Following the discussion that our Akira Kurosawa Film Club started last month on One Wonderful Sunday, we will now be moving onto the 1934 Frank Capra film It Happened One Night. This does not mean that discussion of One Wonderful Sunday should end of course, as we have specifically chosen It Happened One Night as a companion piece for the Kurosawa film.
It Happened One Night stars Clark Gable and Claudette Colbert in a screwball comedy about a rich man’s daughter (Colbert) and a handsome, direct but well-meaning reporter (Gable). Although it was initially seen as a failure, the film proved a major sleeper hit, and went on to win five Academy Awards: Best Film, Best Director, Best Actor, Best Actress and Best Adaptation. It was the first ever film to carry home the “Big Five”, and reportedly also the first film to really popularise the screwball comedy genre on the silver screen.
Nevertheless, when you first watch It Happened One Night, you may wonder why on earth it is on our viewing list. This is actually a valid question. The film was chosen based on remarks in Richie and Galbraith, who list it as one of the works that influenced One Wonderful Sunday. (Galbraith, 90; Richie, 45) Yet, while there are certain basic similarities between the two films, it could be argued that they are fundamentally very different works.
The interesting question then is, why It Happened One Night, together with works such as Capra’s Lady for a Day and Mr Deeds Goes to Town or films by F.W. Murnau, Josef von Sternberg, Henry Koster or D. W. Griffith have been listed as influential to One Wonderful Sunday. How did they influence One Wonderful Sunday, and perhaps even more interestingly, how have they influenced the way that critics have approached Kurosawa’s film?
This would also be a good place to discuss Kurosawa’s influences in general, and the influence of Frank Capra in particular. Kurosawa’s stock answer for the question about his favourite directors was “Ford, Wyler and Capra” (Richie, 45), although as Richie points out, this answer may especially later on have been used more out of a habit than anything else. Yet, Richie goes on to note that Kurosawa was strongly influenced by Capra at the time of his first postwar films. Where does that influence manifest?
Whatever its connection with One Wonderful Sunday, It Happened One Night is of course an enjoyable film in itself. How do you think it compares with other works of its time, and how has it aged in your eyes?

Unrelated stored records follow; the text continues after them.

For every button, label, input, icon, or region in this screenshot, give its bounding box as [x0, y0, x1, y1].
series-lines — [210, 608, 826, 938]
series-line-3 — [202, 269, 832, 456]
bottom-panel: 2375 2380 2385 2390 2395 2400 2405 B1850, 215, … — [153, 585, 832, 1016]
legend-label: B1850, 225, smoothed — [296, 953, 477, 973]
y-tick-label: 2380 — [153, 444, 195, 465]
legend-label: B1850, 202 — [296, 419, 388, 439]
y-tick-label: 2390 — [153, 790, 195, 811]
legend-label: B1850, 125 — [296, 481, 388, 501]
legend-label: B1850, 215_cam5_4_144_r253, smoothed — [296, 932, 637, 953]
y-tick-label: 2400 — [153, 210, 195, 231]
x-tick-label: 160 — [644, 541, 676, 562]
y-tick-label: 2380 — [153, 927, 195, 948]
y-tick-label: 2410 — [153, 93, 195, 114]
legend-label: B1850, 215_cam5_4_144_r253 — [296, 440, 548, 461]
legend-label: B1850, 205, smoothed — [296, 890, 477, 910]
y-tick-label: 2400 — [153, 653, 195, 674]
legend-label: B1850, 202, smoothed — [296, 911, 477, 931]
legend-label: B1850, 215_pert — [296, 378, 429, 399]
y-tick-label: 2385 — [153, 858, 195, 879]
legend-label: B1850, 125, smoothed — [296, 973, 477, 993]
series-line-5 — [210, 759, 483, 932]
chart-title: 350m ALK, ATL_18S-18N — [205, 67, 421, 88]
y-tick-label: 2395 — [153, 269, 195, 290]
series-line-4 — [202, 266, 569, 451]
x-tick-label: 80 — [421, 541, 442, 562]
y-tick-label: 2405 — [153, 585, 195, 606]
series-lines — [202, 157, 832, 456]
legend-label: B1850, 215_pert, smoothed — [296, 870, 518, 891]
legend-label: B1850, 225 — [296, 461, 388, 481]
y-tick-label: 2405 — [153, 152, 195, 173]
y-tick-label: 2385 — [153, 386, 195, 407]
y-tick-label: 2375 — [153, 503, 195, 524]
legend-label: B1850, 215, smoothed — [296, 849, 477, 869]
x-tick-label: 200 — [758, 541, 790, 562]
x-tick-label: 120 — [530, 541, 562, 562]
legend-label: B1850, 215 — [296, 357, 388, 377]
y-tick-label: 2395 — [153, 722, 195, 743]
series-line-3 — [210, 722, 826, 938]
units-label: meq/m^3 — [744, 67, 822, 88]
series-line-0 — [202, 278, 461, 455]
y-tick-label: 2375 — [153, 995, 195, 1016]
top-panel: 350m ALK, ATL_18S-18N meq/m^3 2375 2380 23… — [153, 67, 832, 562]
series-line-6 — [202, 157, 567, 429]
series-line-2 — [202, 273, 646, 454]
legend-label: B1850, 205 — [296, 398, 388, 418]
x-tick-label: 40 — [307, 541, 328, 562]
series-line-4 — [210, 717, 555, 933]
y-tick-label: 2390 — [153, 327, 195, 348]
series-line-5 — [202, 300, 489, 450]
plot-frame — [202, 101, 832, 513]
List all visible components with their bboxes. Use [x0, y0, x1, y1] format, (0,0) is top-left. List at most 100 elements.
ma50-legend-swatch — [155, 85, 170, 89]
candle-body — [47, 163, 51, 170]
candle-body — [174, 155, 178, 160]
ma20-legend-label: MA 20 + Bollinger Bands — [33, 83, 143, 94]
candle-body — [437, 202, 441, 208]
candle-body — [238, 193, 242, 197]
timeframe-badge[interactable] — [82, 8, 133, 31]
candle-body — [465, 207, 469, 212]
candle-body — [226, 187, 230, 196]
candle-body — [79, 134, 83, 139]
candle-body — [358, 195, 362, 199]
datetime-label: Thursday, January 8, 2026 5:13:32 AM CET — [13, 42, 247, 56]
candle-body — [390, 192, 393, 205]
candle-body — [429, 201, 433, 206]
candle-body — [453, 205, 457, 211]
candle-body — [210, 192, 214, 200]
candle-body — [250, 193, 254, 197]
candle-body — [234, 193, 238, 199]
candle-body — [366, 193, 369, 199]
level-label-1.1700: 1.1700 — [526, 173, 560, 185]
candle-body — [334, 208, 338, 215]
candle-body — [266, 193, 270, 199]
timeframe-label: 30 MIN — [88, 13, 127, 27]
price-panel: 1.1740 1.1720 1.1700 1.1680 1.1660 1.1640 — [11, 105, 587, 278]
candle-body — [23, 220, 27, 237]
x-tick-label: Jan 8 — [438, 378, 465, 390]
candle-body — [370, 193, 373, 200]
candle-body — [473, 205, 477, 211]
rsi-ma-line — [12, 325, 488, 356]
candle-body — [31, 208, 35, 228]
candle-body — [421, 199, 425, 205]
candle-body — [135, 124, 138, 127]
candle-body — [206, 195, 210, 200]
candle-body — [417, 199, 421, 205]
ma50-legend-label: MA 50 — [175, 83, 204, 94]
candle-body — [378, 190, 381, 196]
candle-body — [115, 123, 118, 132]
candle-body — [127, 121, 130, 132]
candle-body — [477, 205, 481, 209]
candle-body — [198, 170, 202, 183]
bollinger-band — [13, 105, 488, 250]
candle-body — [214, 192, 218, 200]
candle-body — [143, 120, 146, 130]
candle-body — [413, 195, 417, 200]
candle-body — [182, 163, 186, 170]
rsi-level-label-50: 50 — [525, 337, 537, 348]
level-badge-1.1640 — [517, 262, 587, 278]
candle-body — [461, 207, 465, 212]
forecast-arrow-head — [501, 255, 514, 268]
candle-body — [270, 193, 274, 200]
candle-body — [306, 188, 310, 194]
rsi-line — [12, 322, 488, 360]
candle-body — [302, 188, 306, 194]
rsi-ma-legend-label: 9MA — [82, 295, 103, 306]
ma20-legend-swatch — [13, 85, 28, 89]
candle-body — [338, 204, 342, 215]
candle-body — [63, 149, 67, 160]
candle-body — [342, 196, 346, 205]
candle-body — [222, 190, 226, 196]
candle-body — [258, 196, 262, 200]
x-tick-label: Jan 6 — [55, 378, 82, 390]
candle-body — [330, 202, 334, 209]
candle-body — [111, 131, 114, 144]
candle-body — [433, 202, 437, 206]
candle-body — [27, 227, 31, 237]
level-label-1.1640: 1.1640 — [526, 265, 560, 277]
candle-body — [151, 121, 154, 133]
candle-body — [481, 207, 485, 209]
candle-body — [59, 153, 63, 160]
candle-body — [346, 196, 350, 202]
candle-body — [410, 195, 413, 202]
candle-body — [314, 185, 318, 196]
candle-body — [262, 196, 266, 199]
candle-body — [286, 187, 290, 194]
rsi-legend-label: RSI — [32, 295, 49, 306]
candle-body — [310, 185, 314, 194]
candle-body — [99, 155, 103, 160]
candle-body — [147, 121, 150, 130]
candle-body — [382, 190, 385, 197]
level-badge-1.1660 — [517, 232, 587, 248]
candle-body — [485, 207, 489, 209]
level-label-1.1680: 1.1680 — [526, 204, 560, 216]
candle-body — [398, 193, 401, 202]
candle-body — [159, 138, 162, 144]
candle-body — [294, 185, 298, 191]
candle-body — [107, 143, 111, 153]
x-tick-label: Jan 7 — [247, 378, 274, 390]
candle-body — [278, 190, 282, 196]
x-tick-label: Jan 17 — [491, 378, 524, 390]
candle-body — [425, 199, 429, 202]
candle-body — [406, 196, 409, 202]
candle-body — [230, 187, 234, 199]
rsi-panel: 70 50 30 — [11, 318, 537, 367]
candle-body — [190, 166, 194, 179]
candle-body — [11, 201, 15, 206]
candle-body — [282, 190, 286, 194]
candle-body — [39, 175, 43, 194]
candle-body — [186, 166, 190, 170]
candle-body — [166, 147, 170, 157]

It Happened One Night should be easy to acquire on home video, so check out your usual stores and rentals.
Next month, the Akira Kurosawa Film Club will be moving onto Drunken Angel. For a full schedule, see the film club page.
7 April 2011
I managed to watch this over the weekend, and its terrific! Its very entertaining. So sad that we see so few films like this made nowadays – short, razor sharp and funny, with great technique used for the sake of the story, not to make the film makers look good. Gable was a revelation in it to me, I’ve always thought of him as only playing rich smoothies…. judging from this, he could do a lot more, his comic timing was great.
I think that it stands up very well over time. I remember many years ago having watched one of the Thin Man films wondering why it is that so many of the sophisticated films of the 1930’s can seem so modern and ageless, while much more recent films seem to date horribly just a few years after they were made. I would guess it is related to the need for films like this to use top class dialogue and wit over cinematic technique.
One thing I found interesting about the film was the way it dealt with the poverty of rural America at the time, and how it avoided sentimentalizing it. I’m no expert on screwball comedy, but I think the best of this genre of the time are among the greatest films ever made – a personal favorite of mine is His Girl Friday. I think this film stands up very well to the best of the genre, and I suppose as the ‘original’ screwball comedy, it has to be considered one of the most influential films ever made.
I’m a bit more skeptical though as to whether it really is an influence on Kurosawa, except in the most generic sense. I’ll have a think on this and post something on it later.